Who? What? Where? The Prior Knowledge Quiz
by Brian "Fox" Ellis from Green Teacher Winter 2000
by Brian "Fox" Ellis from Green Teacher Winter 2000
Every story needs three main ingredients: characters, setting, and plot. The following questions will help your students gather their thoughts and collect the information they need to bring their stories to life. I use these questions to help students write a wide range of stories, from ecological adventures to historical fiction, ghost stories to fables.
Warn students that the questions will be asked at rapid-fire pace and you do not expect them to answer all of them. (It's a good idea to repeat the most important questions two or three times to be sure they are answered.) Many of the questions can be answered in one or two words and some will need a brief phrase or two, but complete sentences are not needed at this point. For questions they cannot answer, ask students to make up an answer or do a little research to find the correct answer. Together, these answers will become the raw materials for building their stories.
Characters
The big character question is who is in the story? Answer each of these questions for all of the characters:
What are their names? What do they look like? What kind of clothes do they wear? What color of skin, hair, and eyes do they have? Are there any scars, deformities, or unusual characteristics?
You can tell a lot about people by what they look like but don't stop there. How do they talk? What do they talk about? What tone of voice? You can tell a lot about people by what they say and how they say it. Take a minute and imagine a dialogue between two characters. What do they talk about?
What do they do? What kind of job do they have? What do they do for fun? What do they eat? What kinds of games do they play? What kinds of songs do they sing? Don't say they are nice or evil; show this through their behavior. You can tell a lot about people by what they do.
Setting
The big setting questions are where and when does the story take place? What country, what city? What kind of environment? What plants and animals live there? What type of weather do they have? If they are traveling, where are they coming from and going to? What does the landscape look like? Are there any mountains, rivers, hills, or valleys? How does the landscape change? What does their home look like? Of what is it made?
What time of day is it? What time of year? What time in history? Don't just say it was ten o'clock on a winter morning; show this in the details. How do you know what season or time of day it is? Use all of your senses. What do you smell? Hear? Feel? Is it moist or dry? Cold or hot? What is the emotional feeling of the place? Do the characters feel safe? Is it tense? Scary? Relaxed? How does this feeling change as the story changes?
Plot
The big plot question is what happens? The little question is: and then what happens, and then what happens, and then what happens?

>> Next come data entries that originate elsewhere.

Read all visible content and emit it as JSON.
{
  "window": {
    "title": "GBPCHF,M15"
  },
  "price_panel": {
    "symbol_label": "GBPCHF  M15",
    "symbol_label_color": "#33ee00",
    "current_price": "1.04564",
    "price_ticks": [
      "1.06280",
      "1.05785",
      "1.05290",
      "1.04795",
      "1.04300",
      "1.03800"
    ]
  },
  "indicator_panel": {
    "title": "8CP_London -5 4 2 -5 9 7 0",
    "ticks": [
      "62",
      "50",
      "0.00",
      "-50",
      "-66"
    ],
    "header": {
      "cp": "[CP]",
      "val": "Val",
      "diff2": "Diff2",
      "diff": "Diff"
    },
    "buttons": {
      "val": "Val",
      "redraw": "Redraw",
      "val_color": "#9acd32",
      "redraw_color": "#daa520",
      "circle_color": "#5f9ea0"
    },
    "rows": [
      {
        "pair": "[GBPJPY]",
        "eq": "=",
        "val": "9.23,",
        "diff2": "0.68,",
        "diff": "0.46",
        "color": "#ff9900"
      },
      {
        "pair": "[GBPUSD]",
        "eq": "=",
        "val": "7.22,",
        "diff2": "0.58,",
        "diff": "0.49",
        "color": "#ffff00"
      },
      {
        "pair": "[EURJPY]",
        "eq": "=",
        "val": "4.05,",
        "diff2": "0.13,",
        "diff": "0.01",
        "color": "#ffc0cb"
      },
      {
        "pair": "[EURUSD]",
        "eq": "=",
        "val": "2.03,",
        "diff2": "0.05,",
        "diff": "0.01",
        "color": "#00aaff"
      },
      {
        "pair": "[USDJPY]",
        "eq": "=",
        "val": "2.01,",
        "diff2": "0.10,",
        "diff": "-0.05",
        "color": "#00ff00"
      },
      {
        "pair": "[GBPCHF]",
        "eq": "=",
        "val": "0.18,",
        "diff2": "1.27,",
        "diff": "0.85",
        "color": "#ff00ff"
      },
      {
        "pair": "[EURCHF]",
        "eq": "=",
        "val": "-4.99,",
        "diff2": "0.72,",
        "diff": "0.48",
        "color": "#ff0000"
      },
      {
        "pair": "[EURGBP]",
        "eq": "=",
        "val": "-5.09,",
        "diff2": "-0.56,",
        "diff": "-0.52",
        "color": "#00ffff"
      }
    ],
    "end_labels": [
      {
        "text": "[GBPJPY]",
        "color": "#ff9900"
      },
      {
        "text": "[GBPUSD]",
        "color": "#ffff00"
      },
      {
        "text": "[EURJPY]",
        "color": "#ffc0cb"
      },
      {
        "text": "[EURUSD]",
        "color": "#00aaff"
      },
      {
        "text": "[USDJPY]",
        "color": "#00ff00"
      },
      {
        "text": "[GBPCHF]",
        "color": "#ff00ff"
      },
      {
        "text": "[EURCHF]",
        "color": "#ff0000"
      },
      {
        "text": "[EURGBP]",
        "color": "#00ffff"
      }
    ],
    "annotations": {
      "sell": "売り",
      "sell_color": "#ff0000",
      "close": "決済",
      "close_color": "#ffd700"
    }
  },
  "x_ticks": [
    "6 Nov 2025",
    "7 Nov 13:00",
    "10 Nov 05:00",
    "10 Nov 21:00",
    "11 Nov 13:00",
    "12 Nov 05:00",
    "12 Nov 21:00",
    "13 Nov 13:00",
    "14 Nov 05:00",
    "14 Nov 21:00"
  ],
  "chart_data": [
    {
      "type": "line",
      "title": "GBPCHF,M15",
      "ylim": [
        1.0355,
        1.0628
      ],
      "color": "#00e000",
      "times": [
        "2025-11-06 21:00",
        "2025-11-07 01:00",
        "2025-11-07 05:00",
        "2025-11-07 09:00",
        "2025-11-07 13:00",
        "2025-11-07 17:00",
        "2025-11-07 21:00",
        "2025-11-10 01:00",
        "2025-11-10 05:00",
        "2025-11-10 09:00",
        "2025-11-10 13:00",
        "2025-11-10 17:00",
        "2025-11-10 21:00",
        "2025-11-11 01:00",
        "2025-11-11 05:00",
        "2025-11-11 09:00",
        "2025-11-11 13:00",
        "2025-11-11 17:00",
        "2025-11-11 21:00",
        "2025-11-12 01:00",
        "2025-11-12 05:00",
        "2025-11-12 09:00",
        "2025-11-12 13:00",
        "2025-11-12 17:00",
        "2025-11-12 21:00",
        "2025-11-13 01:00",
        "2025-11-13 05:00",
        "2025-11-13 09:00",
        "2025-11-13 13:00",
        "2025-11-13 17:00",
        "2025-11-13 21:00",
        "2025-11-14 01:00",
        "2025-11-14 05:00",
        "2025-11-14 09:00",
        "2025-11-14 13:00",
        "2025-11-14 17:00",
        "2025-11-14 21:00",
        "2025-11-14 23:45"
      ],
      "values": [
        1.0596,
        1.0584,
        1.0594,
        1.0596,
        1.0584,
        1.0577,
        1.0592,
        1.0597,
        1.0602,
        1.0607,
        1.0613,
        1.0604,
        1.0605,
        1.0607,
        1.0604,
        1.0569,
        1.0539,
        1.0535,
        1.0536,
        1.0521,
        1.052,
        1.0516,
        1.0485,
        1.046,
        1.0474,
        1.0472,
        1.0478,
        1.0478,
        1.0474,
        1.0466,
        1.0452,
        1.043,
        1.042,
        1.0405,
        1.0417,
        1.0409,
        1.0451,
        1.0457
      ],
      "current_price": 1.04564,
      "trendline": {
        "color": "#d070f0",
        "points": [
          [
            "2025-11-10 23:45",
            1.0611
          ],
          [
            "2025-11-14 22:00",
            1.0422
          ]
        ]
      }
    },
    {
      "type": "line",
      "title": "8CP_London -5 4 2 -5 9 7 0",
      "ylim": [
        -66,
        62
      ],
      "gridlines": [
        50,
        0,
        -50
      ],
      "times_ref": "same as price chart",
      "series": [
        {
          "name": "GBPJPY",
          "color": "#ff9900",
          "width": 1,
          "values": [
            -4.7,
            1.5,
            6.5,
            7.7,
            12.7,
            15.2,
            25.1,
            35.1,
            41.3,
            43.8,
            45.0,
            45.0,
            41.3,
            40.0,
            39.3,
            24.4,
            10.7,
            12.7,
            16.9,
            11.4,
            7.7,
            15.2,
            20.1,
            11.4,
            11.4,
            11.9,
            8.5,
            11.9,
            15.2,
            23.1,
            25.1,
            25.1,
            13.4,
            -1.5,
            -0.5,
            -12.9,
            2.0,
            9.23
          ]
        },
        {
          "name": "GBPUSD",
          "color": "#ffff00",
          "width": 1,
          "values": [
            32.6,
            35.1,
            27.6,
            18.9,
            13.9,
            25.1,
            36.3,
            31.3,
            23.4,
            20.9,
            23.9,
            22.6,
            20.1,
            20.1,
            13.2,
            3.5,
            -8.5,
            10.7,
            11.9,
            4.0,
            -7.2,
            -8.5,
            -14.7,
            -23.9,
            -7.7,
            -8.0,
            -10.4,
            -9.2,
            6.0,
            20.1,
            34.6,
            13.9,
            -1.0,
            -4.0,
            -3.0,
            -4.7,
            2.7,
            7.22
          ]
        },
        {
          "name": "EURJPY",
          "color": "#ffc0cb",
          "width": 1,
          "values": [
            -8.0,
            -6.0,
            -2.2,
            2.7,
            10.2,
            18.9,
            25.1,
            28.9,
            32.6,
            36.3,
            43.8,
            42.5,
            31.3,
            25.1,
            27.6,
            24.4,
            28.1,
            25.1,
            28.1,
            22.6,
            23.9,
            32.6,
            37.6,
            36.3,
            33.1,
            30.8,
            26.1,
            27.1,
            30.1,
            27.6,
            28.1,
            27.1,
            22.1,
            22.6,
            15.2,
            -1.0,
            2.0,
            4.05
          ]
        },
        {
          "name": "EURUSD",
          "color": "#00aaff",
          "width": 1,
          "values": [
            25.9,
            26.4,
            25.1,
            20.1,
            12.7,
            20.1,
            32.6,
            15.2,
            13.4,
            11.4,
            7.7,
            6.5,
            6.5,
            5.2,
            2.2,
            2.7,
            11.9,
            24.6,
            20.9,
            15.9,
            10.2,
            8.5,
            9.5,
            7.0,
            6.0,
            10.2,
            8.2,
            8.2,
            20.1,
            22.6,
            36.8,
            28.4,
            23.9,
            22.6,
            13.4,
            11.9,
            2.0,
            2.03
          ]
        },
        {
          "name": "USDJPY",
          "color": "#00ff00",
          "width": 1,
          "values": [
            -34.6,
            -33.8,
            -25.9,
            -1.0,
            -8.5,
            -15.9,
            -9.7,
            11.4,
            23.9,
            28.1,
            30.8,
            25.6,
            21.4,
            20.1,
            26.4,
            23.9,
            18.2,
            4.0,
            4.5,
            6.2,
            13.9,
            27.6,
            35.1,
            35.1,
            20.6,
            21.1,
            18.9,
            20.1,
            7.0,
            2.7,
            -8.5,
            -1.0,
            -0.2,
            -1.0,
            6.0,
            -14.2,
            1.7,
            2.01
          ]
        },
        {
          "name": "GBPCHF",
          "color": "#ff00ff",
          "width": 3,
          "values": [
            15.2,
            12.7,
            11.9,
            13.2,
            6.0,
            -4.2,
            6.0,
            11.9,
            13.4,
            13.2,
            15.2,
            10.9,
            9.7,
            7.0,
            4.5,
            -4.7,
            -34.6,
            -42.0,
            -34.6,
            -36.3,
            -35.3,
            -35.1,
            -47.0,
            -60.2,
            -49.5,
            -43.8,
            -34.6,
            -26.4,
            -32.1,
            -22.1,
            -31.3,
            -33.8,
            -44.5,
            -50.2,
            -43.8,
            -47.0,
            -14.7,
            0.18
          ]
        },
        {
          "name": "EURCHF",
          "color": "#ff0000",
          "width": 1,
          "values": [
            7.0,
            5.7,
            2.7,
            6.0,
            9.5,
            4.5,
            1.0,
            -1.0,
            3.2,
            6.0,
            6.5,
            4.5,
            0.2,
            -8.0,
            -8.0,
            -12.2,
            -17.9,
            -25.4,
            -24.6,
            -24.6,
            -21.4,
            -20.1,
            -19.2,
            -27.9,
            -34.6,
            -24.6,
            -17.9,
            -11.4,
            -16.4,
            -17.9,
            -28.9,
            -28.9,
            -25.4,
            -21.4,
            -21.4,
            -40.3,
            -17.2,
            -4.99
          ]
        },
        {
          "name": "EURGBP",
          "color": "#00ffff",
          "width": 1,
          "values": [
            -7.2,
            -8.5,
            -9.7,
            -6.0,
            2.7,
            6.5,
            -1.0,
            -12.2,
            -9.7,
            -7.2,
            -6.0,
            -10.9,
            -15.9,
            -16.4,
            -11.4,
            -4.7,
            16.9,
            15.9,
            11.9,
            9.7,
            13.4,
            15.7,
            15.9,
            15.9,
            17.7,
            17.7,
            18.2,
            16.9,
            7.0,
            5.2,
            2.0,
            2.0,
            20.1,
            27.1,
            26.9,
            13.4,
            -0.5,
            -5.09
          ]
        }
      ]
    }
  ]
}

What problems do people face in this environment? What problems do people have with the weather, storms, droughts, floods, or blizzards? What problems do people have with the plants, animals, or insects? What are the universal problems that people have always had, such as loneliness, jealousy, head-over-heels love, rage, rudeness, birth, death, separation? Make a list of possible problems. Next to each problem make a short list of possible solutions. If you were that person in that situation, what would you try to do to solve the problem? What do you learn from this experience? How does your character change because of this success or failure? How does this problem and its solution help to shape the landscape?
Make an outline of your plot. What happens first? Where is a good place to start? And then what happens? What problem do your characters face? How do they respond? Maybe they try but fail the first time. What happens next? How do they succeed? How does your story end?